Waste Age: afval is kostbaar!

Kan design helpen om de afvalproblematiek en de klimaatcrisis aan te pakken? Ja! Verassend goed zelfs. De tentoonstelling Waste Age, te zien in het Design Museum in Londen, verandert je blik op afval. De tentoonstelling laat zien hoe we afval hebben gecreëerd, hoe het weer duurzaam gebruikt kan worden en opent een luik naar de toekomst: een post-waste-wereld. Geen aftandse shit, maar puur vernuft. Voor de designer van de toekomst is afval kostbaar. 

Designers staan op een keerpunt. Lange tijd konden ze ongegeneerd ontwerpen en populaire dingen maken, maar dat had een keerzijde. Iedereen wilde designproducten, en het liefst voor een schappelijke prijs. Met als gevolg massaproductie, veel industrie, veel CO-2 uitstoot en een hoop afval.

Het kan anders. En dat moet. 80 procent van de milieu-impact van een product wordt in de ontwerpfase bepaald, een cruciaal moment. Designers, wetenschappers en industrie werken samen aan manieren om afval te gebruiken als ‘grondstof’. We staan nog maar aan het begin van een tijd waarin afval niet meer bestaat.

Aangeleerd gedrag

Het was geen toeval dat Waste Age werd geopend aan de vooravond van de Klimaattop COP26 in Glasgow. De tentoonstelling is een eye-opener. Je wordt in eerste instantie overdonderd door ons consumptiegedrag en de hoeveelheid afval die we produceren. De tentoonstelling laat ook zien dat de wegwerpcultuur aangeleerd gedrag is. Een levensstijlkeuze, die vooral vanaf het midden van de 20e eeuw, na de tweede wereldoorlog, als luxe op de markt werd gebracht. Het gemak voorop, met wegwerpbekers, bestek en luiers die makkelijker te vervangen dan schoon te maken zijn.

Het scala aan materialen dat als acceptabel werd beschouwd om weg te gooien, begon met schuurpapier en groeide uit tot glas, keramiek, plastic, tin en aluminium. In toenemende mate, door de opkomst van fastfashion, ook textiel. Op lichtborden in de tentoonstelling, worden ontluisterende grafieken en overzichten over de omvang van het probleem in beeld gebracht. Zoals de textielindustrie (onderstaand links). Europeanen verbruiken bijna 26 kilo textiel en gooien er jaarlijks zo’n 11 kilo van weg. 80 % van de kleding belandt op stortplaatsen of in verbrandingsovens.
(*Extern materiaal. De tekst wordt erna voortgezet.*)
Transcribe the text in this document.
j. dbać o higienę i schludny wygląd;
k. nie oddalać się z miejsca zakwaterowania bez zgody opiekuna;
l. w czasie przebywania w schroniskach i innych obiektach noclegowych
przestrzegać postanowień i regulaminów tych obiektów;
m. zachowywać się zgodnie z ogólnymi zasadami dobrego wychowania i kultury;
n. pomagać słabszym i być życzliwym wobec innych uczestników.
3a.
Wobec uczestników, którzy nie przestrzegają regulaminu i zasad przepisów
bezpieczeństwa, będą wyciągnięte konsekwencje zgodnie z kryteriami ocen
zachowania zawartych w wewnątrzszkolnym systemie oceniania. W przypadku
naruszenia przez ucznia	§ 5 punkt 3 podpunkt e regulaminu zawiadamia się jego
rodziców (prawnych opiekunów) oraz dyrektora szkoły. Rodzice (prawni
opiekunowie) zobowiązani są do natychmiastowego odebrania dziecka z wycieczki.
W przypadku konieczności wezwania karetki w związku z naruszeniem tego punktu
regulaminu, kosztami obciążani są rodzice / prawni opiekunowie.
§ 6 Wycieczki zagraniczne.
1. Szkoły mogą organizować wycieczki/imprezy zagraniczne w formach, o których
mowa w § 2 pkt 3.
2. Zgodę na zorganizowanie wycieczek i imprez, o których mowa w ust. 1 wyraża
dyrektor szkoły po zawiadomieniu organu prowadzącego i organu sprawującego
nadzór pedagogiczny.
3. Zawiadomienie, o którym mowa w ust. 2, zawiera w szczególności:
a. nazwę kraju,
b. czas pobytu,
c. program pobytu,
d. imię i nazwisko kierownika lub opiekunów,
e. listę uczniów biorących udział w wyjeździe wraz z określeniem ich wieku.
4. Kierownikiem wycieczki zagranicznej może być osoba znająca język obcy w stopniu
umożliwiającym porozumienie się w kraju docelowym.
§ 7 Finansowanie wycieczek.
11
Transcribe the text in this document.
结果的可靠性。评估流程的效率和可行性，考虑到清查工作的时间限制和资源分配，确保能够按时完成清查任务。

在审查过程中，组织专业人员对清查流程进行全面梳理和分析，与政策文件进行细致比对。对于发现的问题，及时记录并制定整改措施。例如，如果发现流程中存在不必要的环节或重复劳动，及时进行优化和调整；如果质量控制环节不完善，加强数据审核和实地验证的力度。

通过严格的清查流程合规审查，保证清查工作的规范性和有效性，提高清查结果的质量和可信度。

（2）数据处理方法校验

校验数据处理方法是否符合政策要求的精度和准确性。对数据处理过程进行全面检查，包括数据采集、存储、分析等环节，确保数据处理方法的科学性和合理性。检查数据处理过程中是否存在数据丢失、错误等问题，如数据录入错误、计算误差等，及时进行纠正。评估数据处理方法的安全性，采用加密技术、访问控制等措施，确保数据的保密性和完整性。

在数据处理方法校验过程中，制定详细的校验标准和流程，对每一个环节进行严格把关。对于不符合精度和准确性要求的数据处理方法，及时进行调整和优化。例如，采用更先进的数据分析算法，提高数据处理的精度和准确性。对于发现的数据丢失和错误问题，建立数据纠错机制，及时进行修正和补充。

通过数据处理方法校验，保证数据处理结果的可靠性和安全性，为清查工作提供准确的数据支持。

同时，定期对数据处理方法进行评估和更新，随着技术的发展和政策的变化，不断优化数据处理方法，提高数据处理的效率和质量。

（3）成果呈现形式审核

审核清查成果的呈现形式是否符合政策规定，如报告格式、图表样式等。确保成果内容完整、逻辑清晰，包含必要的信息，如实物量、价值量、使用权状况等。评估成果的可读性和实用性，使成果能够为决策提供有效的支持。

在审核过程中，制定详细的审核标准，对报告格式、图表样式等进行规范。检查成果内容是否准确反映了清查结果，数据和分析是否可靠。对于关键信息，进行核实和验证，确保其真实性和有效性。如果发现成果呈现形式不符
Geplande beperkte houdbaarheid 

“De productie van afval staat absoluut centraal in onze manier van leven, een fundamenteel onderdeel van hoe de wereldeconomie werkt. We wilden laten zien hoe design medeplichtig is aan het afvalprobleem – en het daarom ook kan aanpakken.”

De curatoren Justin McGuirk en Gemma Curtin hebben veel ‘rommel’ doorzocht om de tentoonstelling te kunnen maken. Het genereren van afval, zo stellen de curatoren, is lange tijd een primaire motor van de economie geweest. De geschiedenis van de gloeilamp is zo’n voorbeeld. In de jaren twintig gingen gloeilampen zo lang mee dat ze commercieel niet meer levensvatbaar waren. General Electric, Philips en anderen vormden in 1924 het Phoebus-kartel om de levensduur van gloeilampen te kunnen standaardiseren op 1000 uur, een daling van 2500 uur. En zo ontstond er een cultuur van geplande veroudering.

Bijna een eeuw later gaan soortgelijke praktijken nog gewoon door: vorig jaar stemde Apple in met een schikking van $ 500 miljoen, omdat ze opzettelijk de batterij van oudere telefoonmodellen hebben vertraagd om de klant aan te moedigen het allernieuwste model te kopen.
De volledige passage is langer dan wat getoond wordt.